Nawab Kapura Singh Brar (16251708) was the accredited progenitor of both the Faridkot and Kot Kapura minor Phulkian houses. Also responsible for founding the town of Kot Kapura in 1661.

Life 

Kapura Singh was born in Panjgrain, Punjab, to Chaudury Lala Brar in 1625. Chaudury Lala Brar was the younger brother of Nawab Bhallan Chand Brar, the head of the Brar clan and an ardent follower of Guru Hargobind. Bhallan died issueless in 1634, being succeeded by Kapura, his nephew. Kapura was then succeeded by his elder son Sukhia Singh Brar.

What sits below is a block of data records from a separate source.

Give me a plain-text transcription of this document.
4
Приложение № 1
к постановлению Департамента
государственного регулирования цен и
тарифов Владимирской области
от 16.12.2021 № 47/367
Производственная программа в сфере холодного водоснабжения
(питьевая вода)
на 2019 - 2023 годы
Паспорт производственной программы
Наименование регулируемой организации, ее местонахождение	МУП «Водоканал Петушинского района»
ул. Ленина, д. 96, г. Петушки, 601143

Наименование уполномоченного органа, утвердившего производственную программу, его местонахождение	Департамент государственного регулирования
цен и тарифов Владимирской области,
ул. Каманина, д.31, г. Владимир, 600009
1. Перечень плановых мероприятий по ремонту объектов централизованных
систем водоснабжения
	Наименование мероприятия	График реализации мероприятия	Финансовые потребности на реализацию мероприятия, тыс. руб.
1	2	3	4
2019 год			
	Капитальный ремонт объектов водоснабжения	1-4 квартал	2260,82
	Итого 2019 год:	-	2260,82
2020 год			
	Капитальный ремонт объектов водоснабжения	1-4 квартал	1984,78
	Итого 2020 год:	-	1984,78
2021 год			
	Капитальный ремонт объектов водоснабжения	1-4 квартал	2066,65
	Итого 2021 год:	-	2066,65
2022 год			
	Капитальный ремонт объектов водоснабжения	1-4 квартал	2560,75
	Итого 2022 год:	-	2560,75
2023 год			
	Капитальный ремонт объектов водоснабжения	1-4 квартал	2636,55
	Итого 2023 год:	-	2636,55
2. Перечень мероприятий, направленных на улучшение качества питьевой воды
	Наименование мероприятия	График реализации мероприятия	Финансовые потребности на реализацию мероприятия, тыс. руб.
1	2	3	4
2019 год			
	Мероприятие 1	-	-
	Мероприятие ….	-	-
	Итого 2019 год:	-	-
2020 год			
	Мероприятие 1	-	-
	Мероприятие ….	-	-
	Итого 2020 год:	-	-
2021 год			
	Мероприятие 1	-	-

During his reign over the Brar clan and jagirdari territories in the area around Kot kapura, the fort of Kot Kapura was constructed in 1661. Kapura also engaged in incessant warfare with the neighbouring Rajput clans over historic territory disputes and due to his conquest of their jagirdari holds.

Baptism 

Kapura Singh supported Guru Gobind Singh Ji in the Battle of Muktsar, originally known as the battle of Khidrana (Khidrana di jang),  with men and military vantage. After this, Kapura Singh was baptised by the hands of Guru Gobind Singh Ji in 1705. He was given a khanda (double-edged sword) and Dhal shield.

Death 

Kapura Singh Brar was killed by the Manj Rajput chief, Isa Khan, in 1708. An on-going feud between the Phulkian houses and multiple Rajput houses had led to numerous prior altercations and conflicts, ultimately leading to the assassination of Kapura Singh as well. This assassination was avenged by Kapura Singhs's sons Sukhia Singh, Mukhia Singh and Sema Singh.